Abstract 1017P
Background
T-cell immunoreceptor with immunoglobulin and immunoreceptor tyrosine-based inhibitory motif domains (TIGIT) inhibitor + an anti-programmed cell death protein 1 (PD-1) antibody is a promising combination which shows potent efficacy in solid tumors. AdvanTIG-105 is a Phase 1/1b open-label study designed to assess the safety and preliminary antitumor activity of OCI, an anti-TIGIT monoclonal antibody (mAb), + TIS, an anti-PD-1 mAb, in pts with metastatic unresectable solid tumors (NCT04047862). In the dose-escalation part, OCI + TIS was well tolerated, preliminary efficacy was observed, and the recommended Phase 2 dose (RP2D) of OCI 900 mg intravenous (IV) every three weeks (Q3W) + TIS 200 mg IV Q3W was established. We report results from the dose-expansion (Cohorts 1 [C1] & 2 [C2]) of the AdvanTIG-105 study.
Methods
Treatment-naïve adult pts with histologically/cytologically confirmed metastatic sq (C1) or non-sq with EGFR/ALK/ROS-1 wild-type tumors (C2) NSCLC were enrolled. Pts in C1 received the RP2D of OCI + TIS with paclitaxel/nab-paclitaxel + carboplatin and pts in C2 received the RP2D of OCI + TIS with pemetrexed + cisplatin/carboplatin, both until disease progression, intolerable toxicity, or withdrawal of consent. The primary endpoint was investigator-assessed objective response rate (ORR) per RECIST v1.1. Secondary endpoints included safety.
Results
As of March 18, 2022, 84 pts were enrolled (C1: n=41; C2: n=43). The median study follow-up was 17.7 weeks (range 1.1–42.6) in C1 and 15.0 weeks (3.0–51.1) in C2. Of the 76 efficacy-evaluable pts, the confirmed ORR in C1 was 45.9% (95% confidence interval [CI]: 0.3, 0.6) and 25.6% (95% CI: 0.1, 0.4) in C2. In total, 81 pts (96.4%) experienced ≥ 1 treatment-emergent adverse event (TEAE), and 48 pts (57.1%) had ≥ Grade 3 TEAEs. Serious TEAEs occurred in 26 pts (31.0%). The most common TEAEs were anemia (41.7%), neutrophil count decreased (33.3%), and white blood cell count decreased (33.3%).
Conclusions
The RP2D of OCI 900 mg IV Q3W and TIS 200 mg IV Q3W + chemo was generally well tolerated and showed antitumor activity in pts with treatment-naïve metastatic sq/non-sq NSCLC. Prof. Y. Yu and Prof. D. Huang have contributed equally to the study.

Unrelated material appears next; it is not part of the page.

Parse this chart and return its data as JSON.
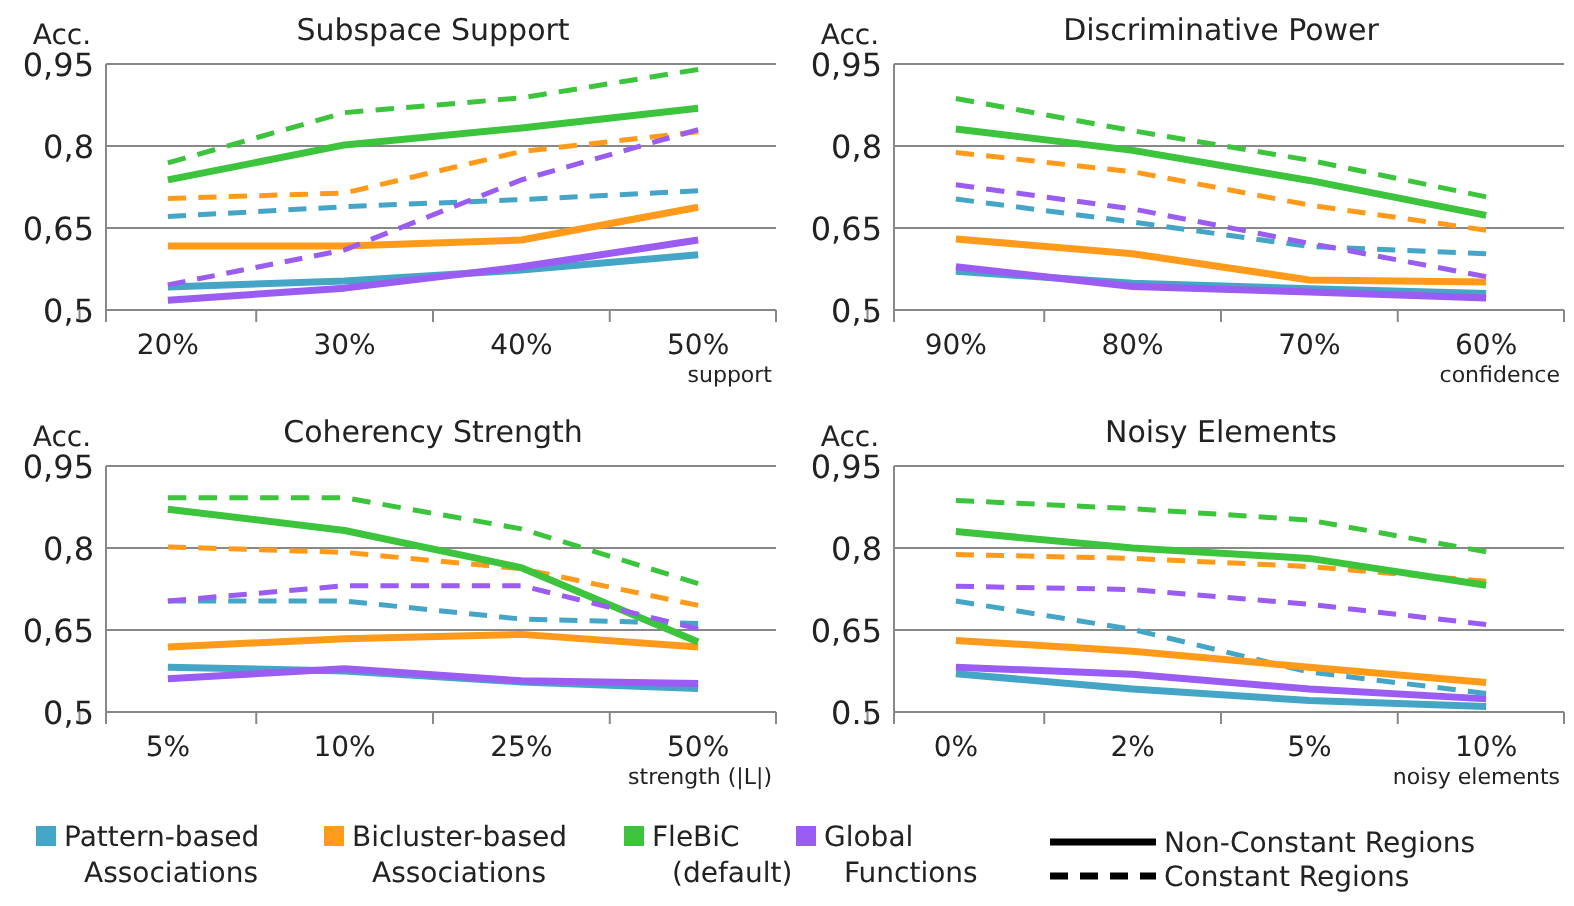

Clinical trial identification
NCT04047862.
Editorial acknowledgement
Medical writing support, under the direction of the authors, was provided by Victoria Dagwell, MSc, and Helena Crisford, MSc, of Ashfield MedComms, an Ashfield Health company, and was funded by BeiGene, Ltd.
Legal entity responsible for the study
BeiGene, Ltd.
Funding
BeiGene, Ltd.
Disclosure
S. Kao: Financial Interests, Invited Speaker: Roche, MSD, BMS, Pfizer, AZ, Specialised Therapeutic; Financial Interests, Advisory Board: Takeda, Pfizer, Roche, Boehringer, Lilly, MSD, Specialised Therapeutics; Financial Interests, Research Grant: AZ. W. Xu: Financial Interests, Invited Speaker: Merck, MSD, AZD; Financial Interests, Advisory Board: MSD, Merck, Novartis; Financial Interests, Research Grant: Merck. J. Kim: Financial Interests, Expert Testimony: CJ Healthcare; Financial Interests, Member of the Board of Directors: IMBdx; Financial Interests, Research Grant: AstraZeneca, Boehringer Ingelheim, Sanofi, Lilly, CJ Healthcare, Ono Pharmaceutical, Pfizer, Novotech, Astellas Pharma, Merck, Alpha Biopharma, Yuhan, MSD, IL-Yang Pharm; Financial Interests, Advisory Role: CJ HealthcareAbion Inc. R. Wang: Financial Interests, Full or part-time Employment: BeiGene, Ltd. H. Zheng: Financial Interests, Full or part-time Employment: BeiGene USA; Financial Interests, Stocks/Shares: BeiGene USA. W. Tan: Financial Interests, Full or part-time Employment: BeiGene, Ltd.; Financial Interests, Stocks/Shares: BeiGene, Ltd. R. Gao: Financial Interests, Full or part-time Employment: BeiGene, Ltd. S. Lu: Financial Interests, Invited Speaker: AstraZeneca, Roche, Hansoh; Financial Interests, Advisory Board: AstraZeneca, Pfizer, Hutchison MediPharma, ZaiLab, GenomiCare, Yuhan Corporation, Menarini, InventisBio Co. Ltd., Mirati Therapeutics Inc, Roche; Financial Interests, Research Grant: AstraZeneca, Hutchison, BMS, Heng Rui BeiGene and Roche, Hansoh; Financial Interests, Principal Investigator: AstraZeneca, Hutchison, Heng Rui BeiGene and Roche, Hansoh. All other authors have declared no conflicts of interest.